Early in his doctoral research at McMaster University, Patrick Seale looked in amazement at the scrawny mice he'd bred. They had little muscle and couldn't regenerate muscle as they aged or after injury. What the mice ultimately lacked, though, was microscopic: the Pax7 gene. It had been removed using gene-knockout technology.

For Dr. Seale, this gene-muscle link was a Eureka! moment, which could one day prove life transforming to thousands of people suffering the muscular effects of degenerative diseases and aging. It could even launch a new and controversial genetic approach to athletic performance enhancement.

"The Pax7 gene had never been implicated in muscle regeneration before. Discovering its critical role was definitely the highlight of the doctoral research and inspired me to continue in academic research," says Dr. Seale, the winner of a 2005 NSERC Doctoral Prize – one of Canada's premier graduate student awards.

Our muscles contain specialized stem cells called satellite cells. When activated by exercise, injury or disease, these satellite cells give rise to the majority of the muscle cells that repair the damaged tissue. However, the genetic and molecular mechanisms for this transformation have remained a mystery.

Dr. Seale began to map this biological terra incognito in 2000 when he identified the Pax7 gene as a marker, or identifier, for these satellite cells.

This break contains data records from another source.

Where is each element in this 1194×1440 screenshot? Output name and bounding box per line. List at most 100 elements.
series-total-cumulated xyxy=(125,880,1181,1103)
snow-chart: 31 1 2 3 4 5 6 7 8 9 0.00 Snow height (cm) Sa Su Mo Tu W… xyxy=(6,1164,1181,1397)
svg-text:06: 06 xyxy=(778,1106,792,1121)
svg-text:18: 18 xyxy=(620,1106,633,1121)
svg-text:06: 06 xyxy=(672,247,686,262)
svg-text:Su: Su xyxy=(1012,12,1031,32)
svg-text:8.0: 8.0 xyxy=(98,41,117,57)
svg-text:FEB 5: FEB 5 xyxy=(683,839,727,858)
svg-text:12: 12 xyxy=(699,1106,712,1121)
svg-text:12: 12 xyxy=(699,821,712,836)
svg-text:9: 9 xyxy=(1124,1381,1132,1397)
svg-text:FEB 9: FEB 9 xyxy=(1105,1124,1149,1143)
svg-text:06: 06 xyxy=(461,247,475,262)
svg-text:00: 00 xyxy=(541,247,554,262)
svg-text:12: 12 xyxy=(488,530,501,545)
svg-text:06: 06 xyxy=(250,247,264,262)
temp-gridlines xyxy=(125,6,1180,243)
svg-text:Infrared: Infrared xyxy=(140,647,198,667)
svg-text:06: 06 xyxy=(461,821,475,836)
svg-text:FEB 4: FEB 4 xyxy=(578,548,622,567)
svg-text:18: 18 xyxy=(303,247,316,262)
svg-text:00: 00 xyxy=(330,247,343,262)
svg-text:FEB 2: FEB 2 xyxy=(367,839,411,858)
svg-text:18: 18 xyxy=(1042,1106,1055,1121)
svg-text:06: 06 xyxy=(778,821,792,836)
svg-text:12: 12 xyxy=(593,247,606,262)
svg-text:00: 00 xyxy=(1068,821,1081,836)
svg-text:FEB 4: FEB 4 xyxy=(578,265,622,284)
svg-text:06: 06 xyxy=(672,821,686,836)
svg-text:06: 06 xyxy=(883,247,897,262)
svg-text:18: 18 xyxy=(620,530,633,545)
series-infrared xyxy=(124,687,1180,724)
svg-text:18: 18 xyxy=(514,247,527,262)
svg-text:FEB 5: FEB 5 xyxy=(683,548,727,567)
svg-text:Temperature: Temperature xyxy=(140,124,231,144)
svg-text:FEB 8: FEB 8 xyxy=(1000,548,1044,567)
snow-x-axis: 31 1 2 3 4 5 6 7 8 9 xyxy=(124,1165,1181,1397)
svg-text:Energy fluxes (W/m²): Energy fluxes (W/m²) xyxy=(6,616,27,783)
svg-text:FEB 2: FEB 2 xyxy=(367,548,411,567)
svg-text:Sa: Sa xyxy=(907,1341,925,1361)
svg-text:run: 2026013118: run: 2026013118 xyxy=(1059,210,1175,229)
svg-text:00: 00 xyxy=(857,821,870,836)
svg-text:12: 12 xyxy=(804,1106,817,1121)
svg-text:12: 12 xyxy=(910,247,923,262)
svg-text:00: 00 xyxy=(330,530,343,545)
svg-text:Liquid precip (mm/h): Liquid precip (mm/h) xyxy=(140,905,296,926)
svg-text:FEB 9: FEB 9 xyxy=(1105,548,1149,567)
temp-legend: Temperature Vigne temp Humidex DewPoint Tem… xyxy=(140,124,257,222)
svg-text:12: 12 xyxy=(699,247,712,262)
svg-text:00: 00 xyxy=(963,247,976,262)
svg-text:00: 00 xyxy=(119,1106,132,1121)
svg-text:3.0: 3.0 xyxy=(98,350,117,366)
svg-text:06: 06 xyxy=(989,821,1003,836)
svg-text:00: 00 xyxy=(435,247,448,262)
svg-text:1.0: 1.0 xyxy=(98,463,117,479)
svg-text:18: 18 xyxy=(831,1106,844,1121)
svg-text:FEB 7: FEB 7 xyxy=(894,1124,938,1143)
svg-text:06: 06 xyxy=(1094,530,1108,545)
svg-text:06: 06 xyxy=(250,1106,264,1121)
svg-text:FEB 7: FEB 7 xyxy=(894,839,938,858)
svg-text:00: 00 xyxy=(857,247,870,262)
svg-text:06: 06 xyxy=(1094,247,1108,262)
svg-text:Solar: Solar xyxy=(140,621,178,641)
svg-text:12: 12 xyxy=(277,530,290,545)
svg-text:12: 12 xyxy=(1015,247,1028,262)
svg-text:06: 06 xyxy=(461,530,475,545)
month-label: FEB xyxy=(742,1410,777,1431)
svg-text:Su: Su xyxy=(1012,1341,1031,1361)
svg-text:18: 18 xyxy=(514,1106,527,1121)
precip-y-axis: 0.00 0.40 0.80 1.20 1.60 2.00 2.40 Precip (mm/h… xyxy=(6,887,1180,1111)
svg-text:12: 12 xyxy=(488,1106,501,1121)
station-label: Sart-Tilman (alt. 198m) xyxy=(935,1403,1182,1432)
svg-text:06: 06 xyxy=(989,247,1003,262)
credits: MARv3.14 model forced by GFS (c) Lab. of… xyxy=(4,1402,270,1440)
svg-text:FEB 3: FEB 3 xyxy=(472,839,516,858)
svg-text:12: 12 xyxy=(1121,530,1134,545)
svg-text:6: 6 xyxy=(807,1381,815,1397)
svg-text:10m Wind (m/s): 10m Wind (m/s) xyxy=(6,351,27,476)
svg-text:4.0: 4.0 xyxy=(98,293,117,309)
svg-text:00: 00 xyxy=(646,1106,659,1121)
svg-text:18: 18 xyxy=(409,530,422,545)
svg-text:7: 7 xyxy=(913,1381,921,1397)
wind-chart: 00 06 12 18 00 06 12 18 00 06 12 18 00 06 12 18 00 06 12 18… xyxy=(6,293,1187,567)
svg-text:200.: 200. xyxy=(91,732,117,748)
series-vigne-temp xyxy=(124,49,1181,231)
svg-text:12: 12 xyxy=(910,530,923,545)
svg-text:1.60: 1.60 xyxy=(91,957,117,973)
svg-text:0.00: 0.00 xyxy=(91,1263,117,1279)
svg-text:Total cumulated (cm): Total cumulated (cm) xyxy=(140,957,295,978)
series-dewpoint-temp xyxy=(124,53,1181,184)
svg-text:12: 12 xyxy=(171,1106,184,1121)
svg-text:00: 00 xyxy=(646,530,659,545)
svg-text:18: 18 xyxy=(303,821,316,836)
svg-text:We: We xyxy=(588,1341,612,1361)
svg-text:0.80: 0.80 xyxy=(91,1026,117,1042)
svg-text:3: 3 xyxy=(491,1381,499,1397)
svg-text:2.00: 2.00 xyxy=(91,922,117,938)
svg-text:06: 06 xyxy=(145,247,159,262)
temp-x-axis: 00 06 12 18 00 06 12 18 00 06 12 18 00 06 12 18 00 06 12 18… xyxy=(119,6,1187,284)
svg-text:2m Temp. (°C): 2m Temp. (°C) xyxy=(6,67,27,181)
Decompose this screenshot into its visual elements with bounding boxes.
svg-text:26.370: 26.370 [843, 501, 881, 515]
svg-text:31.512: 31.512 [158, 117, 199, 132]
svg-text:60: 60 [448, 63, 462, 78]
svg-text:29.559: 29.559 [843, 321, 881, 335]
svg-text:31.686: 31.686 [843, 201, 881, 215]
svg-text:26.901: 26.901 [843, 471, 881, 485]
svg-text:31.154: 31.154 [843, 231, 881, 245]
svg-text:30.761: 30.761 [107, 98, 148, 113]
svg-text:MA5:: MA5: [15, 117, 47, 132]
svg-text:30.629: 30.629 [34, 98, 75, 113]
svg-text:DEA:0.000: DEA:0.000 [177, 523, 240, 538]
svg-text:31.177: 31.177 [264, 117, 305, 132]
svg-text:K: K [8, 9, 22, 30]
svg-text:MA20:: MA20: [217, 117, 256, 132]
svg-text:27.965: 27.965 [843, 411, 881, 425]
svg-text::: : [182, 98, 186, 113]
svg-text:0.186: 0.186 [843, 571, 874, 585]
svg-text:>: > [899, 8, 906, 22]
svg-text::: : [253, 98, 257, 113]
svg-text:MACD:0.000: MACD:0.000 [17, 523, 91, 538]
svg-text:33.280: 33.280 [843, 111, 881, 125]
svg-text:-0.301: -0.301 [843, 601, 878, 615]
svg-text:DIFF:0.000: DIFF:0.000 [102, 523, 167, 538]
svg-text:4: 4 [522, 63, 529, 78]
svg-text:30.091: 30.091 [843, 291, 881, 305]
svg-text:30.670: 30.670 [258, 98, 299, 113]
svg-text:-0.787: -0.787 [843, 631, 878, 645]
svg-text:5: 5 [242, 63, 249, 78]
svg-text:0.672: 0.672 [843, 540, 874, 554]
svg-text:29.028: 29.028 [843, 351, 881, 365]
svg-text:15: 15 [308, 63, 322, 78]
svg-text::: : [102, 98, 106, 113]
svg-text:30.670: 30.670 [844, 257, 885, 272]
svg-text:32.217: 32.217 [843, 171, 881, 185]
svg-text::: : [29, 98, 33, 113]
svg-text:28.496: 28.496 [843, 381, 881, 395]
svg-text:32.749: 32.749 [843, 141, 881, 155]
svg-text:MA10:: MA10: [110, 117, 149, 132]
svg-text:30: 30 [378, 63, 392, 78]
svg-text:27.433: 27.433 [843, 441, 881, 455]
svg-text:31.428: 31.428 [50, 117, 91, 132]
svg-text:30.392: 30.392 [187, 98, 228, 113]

This was quickly followed by the groundbreaking discovery that when the gene was deleted in mice, satellite cells didn't develop – a finding that made the front-cover of Cell magazine.

Now hot on the trail of how muscle cells regenerate, Dr. Seale and his Ph.D. supervisor Dr. Michael Rudnicki subsequently figured out that the Pax7 protein acts as a molecular switch to convert adult stem cells (a more primitive, widely distributed type of stem cell in the body) into muscle satellite cells. This was the first research to identify the role of adult stem cells in muscle repair.

Most intriguing from a clinical perspective, Dr. Seale and a postdoctoral lab colleague revealed that proteins called Wnts could trigger adult stem cells to turn on the Pax7 gene and change into muscle cells.

"Since Wnts can be synthesized and potentially given as a drug, they hold a great deal of therapeutic promise for stimulating muscle regeneration and treating patients with diseases such as Amyotrophic Lateral Sclerosis (ALS) and Duchenne muscular dystrophy," says Dr. Seale, from his lab at the Dana-Farber Cancer Institute in Boston, where he's currently a postdoctoral fellow.

Though he believes clinical applications are a long way off, the discoveries have been enough to help propel Dr. Rudnicki, now at the Ottawa Health Research Institute, to launch the Ottawa-based start-up company StemPath to further the development of stem cell-based therapeutics, including those for muscle regeneration.

And while researchers focus on helping treat diseases, elite athletes might also muscle in on the findings.

"The application of these findings for greater muscle performance in athletes is definitely going to be an issue in the long-term," predicts Dr. Seale.

For now his attention has turned from muscle to fat. At Dana-Farber he's exploring the origins of new fat cells in the development of obesity and Type II diabetes.